O feminicídio político e o epistemicídio
Será que o conceito de uma mulher, negra, cria da favela pode se tornar referência e contribuir para elaborações mais aprofundadas sobre o que vivemos todos os dias? Ou o epistemicídio seguirá matando ou anulando nosso conhecimento todos os dias?

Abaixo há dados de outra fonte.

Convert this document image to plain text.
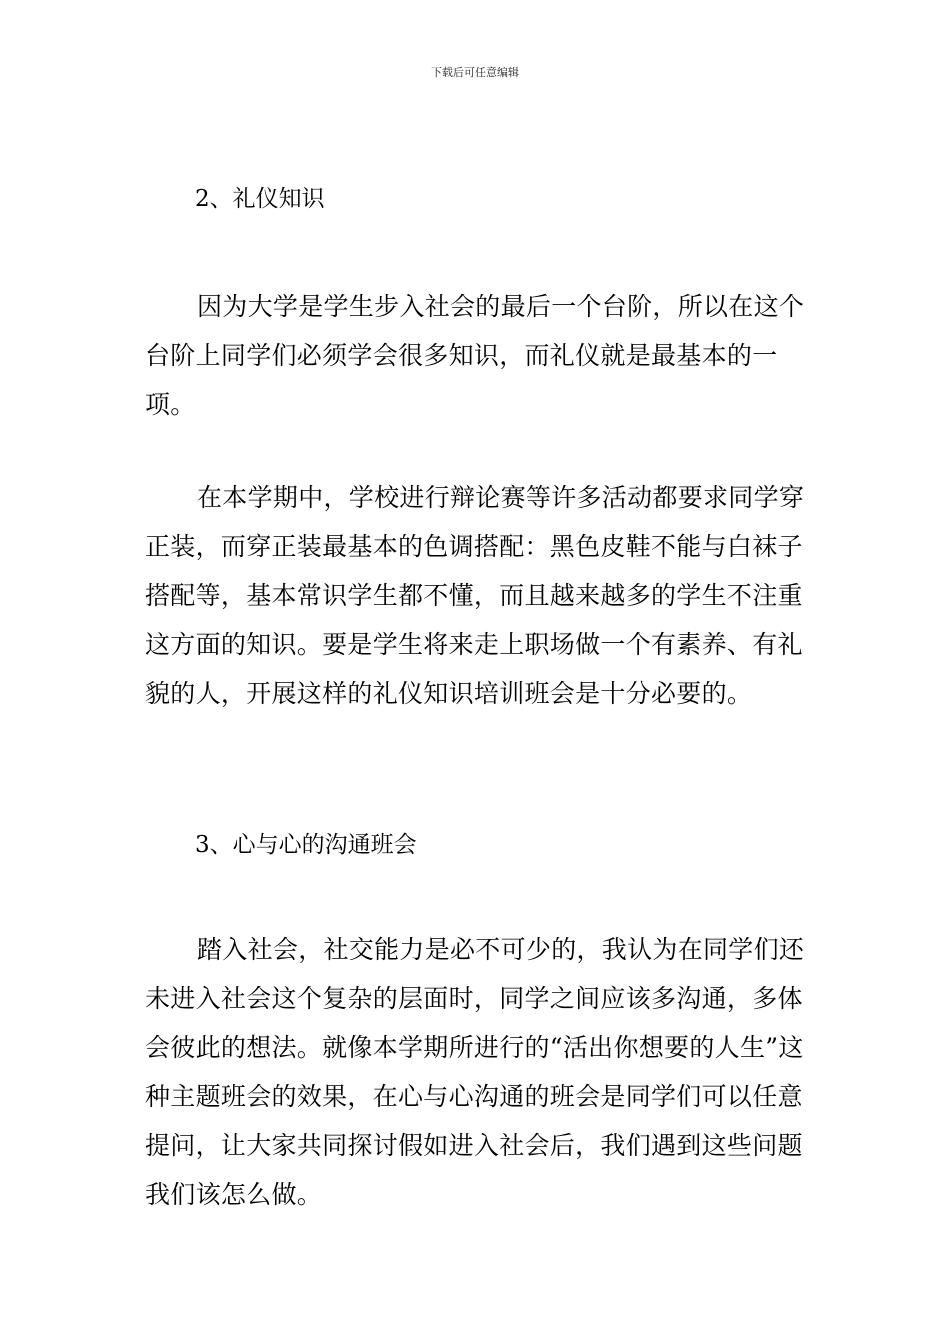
下载后可任意编辑
2、礼仪知识
因为大学是学生步入社会的最后一个台阶，所以在这个台阶上同学们必须学会很多知识，而礼仪就是最基本的一项。
在本学期中，学校进行辩论赛等许多活动都要求同学穿正装，而穿正装最基本的色调搭配：黑色皮鞋不能与白袜子搭配等，基本常识学生都不懂，而且越来越多的学生不注重这方面的知识。要是学生将来走上职场做一个有素养、有礼貌的人，开展这样的礼仪知识培训班会是十分必要的。
3、心与心的沟通班会
踏入社会，社交能力是必不可少的，我认为在同学们还未进入社会这个复杂的层面时，同学之间应该多沟通，多体会彼此的想法。就像本学期所进行的“活出你想要的人生”这种主题班会的效果，在心与心沟通的班会是同学们可以任意提问，让大家共同探讨假如进入社会后，我们遇到这些问题我们该怎么做。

A execução sumária de Marielle Franco se apresentou como o limite da barbárie enquanto instrumento político. Com o passar dos dias de luto e luta, fui encontrando também em leituras e na formulação de ideias um caminho pra seguir. Se tornou uma espécie de alento a construção de um pensamento crítico, político e teórico que fizesse algum sentido sobre uma das maiores dores que já senti: a perda de uma querida companheira de luta e de vida de maneira tão desumana. “Feminicídio político” foi a expressão que considerei mais adequada para sistematizar o possível resultado de um conjunto de violências políticas a ela destinadas. Mas, inevitavelmente, algumas perguntas me vieram à cabeça: Será que o conceito de uma mulher, negra, cria da favela pode se tornar referência e contribuir para elaborações mais aprofundadas sobre o que vivemos todos os dias? Ou o epistemicídio seguirá matando ou anulando nosso conhecimento todos os dias?

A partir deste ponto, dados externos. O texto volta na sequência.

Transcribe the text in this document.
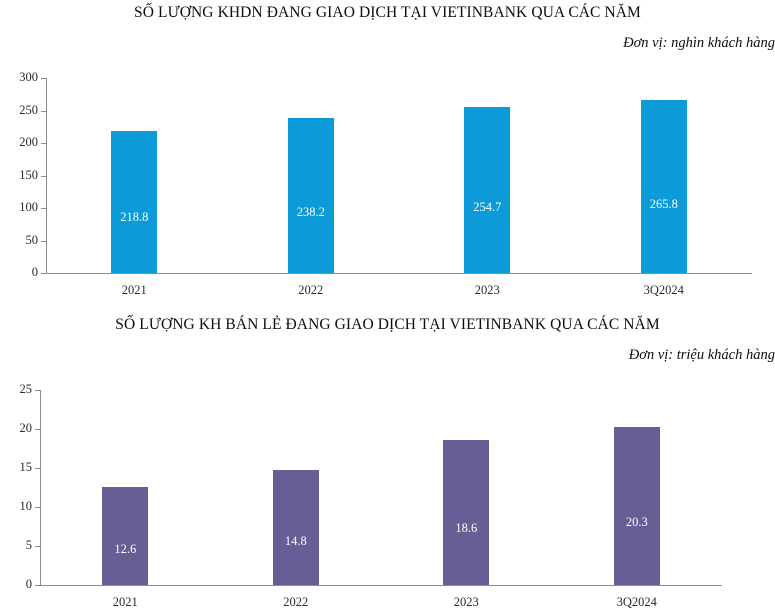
SỐ LƯỢNG KHDN ĐANG GIAO DỊCH TẠI VIETINBANK QUA CÁC NĂM
Đơn vị: nghìn khách hàng
0
50
100
150
200
250
300
218.8
2021
238.2
2022
254.7
2023
265.8
3Q2024
SỐ LƯỢNG KH BÁN LẺ ĐANG GIAO DỊCH TẠI VIETINBANK QUA CÁC NĂM
Đơn vị: triệu khách hàng
0
5
10
15
20
25
12.6
2021
14.8
2022
18.6
2023
20.3
3Q2024
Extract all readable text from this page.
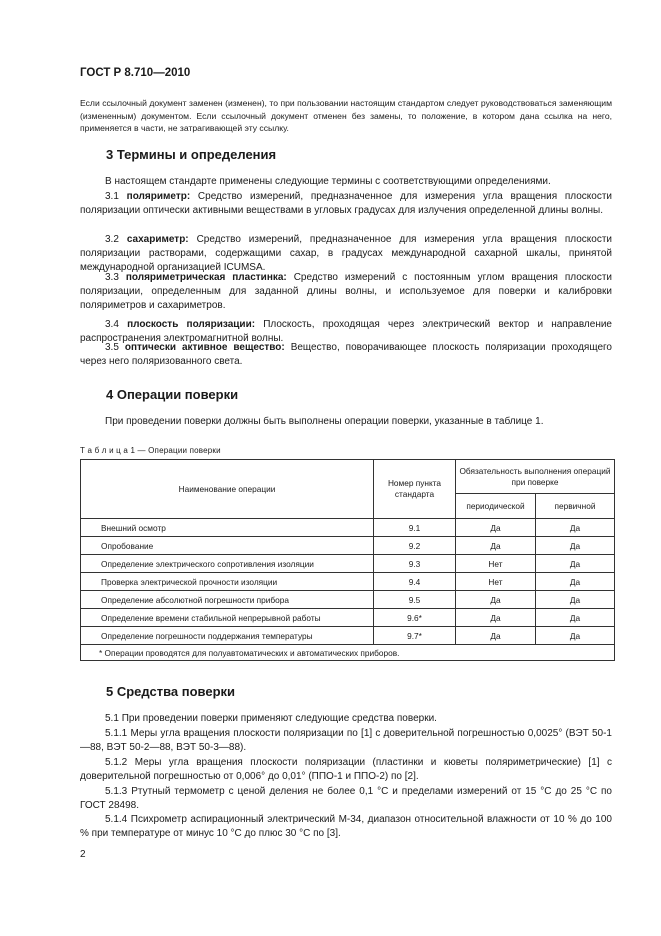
ГОСТ Р 8.710—2010
Если ссылочный документ заменен (изменен), то при пользовании настоящим стандартом следует руководствоваться заменяющим (измененным) документом. Если ссылочный документ отменен без замены, то положение, в котором дана ссылка на него, применяется в части, не затрагивающей эту ссылку.
3 Термины и определения
В настоящем стандарте применены следующие термины с соответствующими определениями.
3.1 поляриметр: Средство измерений, предназначенное для измерения угла вращения плоскости поляризации оптически активными веществами в угловых градусах для излучения определенной длины волны.
3.2 сахариметр: Средство измерений, предназначенное для измерения угла вращения плоскости поляризации растворами, содержащими сахар, в градусах международной сахарной шкалы, принятой международной организацией ICUMSA.
3.3 поляриметрическая пластинка: Средство измерений с постоянным углом вращения плоскости поляризации, определенным для заданной длины волны, и используемое для поверки и калибровки поляриметров и сахариметров.
3.4 плоскость поляризации: Плоскость, проходящая через электрический вектор и направление распространения электромагнитной волны.
3.5 оптически активное вещество: Вещество, поворачивающее плоскость поляризации проходящего через него поляризованного света.
4 Операции поверки
При проведении поверки должны быть выполнены операции поверки, указанные в таблице 1.
Т а б л и ц а 1 — Операции поверки
Наименование операции	Номер пункта стандарта	Обязательность выполнения операций при поверке	
		периодической	первичной
Внешний осмотр	9.1	Да	Да
Опробование	9.2	Да	Да
Определение электрического сопротивления изоляции	9.3	Нет	Да
Проверка электрической прочности изоляции	9.4	Нет	Да
Определение абсолютной погрешности прибора	9.5	Да	Да
Определение времени стабильной непрерывной работы	9.6*	Да	Да
Определение погрешности поддержания температуры	9.7*	Да	Да
* Операции проводятся для полуавтоматических и автоматических приборов.			
5 Средства поверки
5.1 При проведении поверки применяют следующие средства поверки.
5.1.1 Меры угла вращения плоскости поляризации по [1] с доверительной погрешностью 0,0025° (ВЭТ 50-1—88, ВЭТ 50-2—88, ВЭТ 50-3—88).
5.1.2 Меры угла вращения плоскости поляризации (пластинки и кюветы поляриметрические) [1] с доверительной погрешностью от 0,006° до 0,01° (ППО-1 и ППО-2) по [2].
5.1.3 Ртутный термометр с ценой деления не более 0,1 °С и пределами измерений от 15 °С до 25 °С по ГОСТ 28498.
5.1.4 Психрометр аспирационный электрический М-34, диапазон относительной влажности от 10 % до 100 % при температуре от минус 10 °С до плюс 30 °С по [3].
2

A ideia de reconhecer o assassinato de Marielle como “feminicídio” surgiu em um momento em que fazia a leitura do Dossiê Mulher de 2018, se não me engano, e vi uma alusão a Mari. Logo passei a utilizar “feminicídio político” em falas públicas para referenciar o que acabara de ocorrer acontecer com ela. Alguns companheiros relativizaram a formulação e questionaram o fato da expressão enfatizar o crime de ódio e esvaziar o seu caráter político. Ainda que compreendesse a ponderação, procurei organizar a formulação em termos sociológicos brasileiros. E publiquei artigos intitulados sobre o tema em jornais como O Globo e El País, e, ainda em 2019, apresentei um trabalho acadêmico internacional com o termo e, atualmente, me dedico ao pós-doutorado na UFF na fundamentação e sistematização teórica e intelectual do conceito.
A formulação leva em consideração os dados alarmantes de violência contra mulheres, em especial as negras e moradoras de favelas e periferias. Os corpos considerados matáveis. E nesse sentido as estatísticas são reveladoras. Em 10 anos, entre 2007 e 2017, de acordo com o IPEA, houve o aumento em cerca de 30% de feminicídio de mulheres negras e de 1% em mulheres não negras. Além do alarmante crescimento em mais de 300%, em 2018, da violência contra a mulher em decorrência de conflitos agrários e luta por justiça social, de acordo com dados da Comissão Pastoral da Terra. Ou seja, Marielle, mulher, negra, LGBT, oriunda da favela se qualifica como um corpo matável no Brasil. E era justamente para a preservação da vida desses grupos que a vereadora dedicou o sua militância e sua política no parlamento.
No primeiro ano do feminicídio político da Mari, cheguei a fazer um desabafo público, durante a homenagem feita por sua família na Maré, sobre o quanto as pessoas omitiam essa formulação. Argumentava, inclusive, que o fato de a conceituação vir de uma pessoa como eu, trazia consigo a possibilidade de apagamento. Eis que, já no segundo ano da execução sumária da Mari, o termo é utilizado por várias pessoas, como por exemplo a apresentadora Fátima Bernades, e não há a preocupação de citar a minha autoria acadêmica e política da formulação. Um sinal evidente de epistemicídio: se não há o apagamento, há a apropriação.
O Epistemicídio é um conceito de Boaventura de Souza Santos, que classifica o não reconhecimento e/ou a destruição do conhecimento, saberes e cultura não assimilados pelo Ocidente branco. Quer dizer que a produção do conhecimento advindo de países negros não são reconhecidos pela hegemonia branca, colonizadora. Isso se reproduz materialmente nas academias desses países de maioria negra, mas que mantém uma tradição intelectual eurocêntrica e branca. Sendo assim, conceitos articulados por intelectuais negros são apagados, silenciados e/ou omitidos. Por isso, considero que há um epistemicídio quando não se reconhece e não é dado o devido crédito ao meu papel político, intelectual e acadêmico na formulação do conceito de “feminicídio político”.
Nos reconhecer enquanto sujeitas políticas, com toda dor e luta que isso representa, não nos permite silenciar diante do apagamento histórico. Eu estou deputada estadual, mas sou jornalista por formação e intelectual com doutorado na UFRJ. A produção de conhecimento preto, pobre e favelado caminha junto com a opção política de luta contra as desigualdades, em especial de gênero, raça e classe. É por Marielle, mas é por todas nós.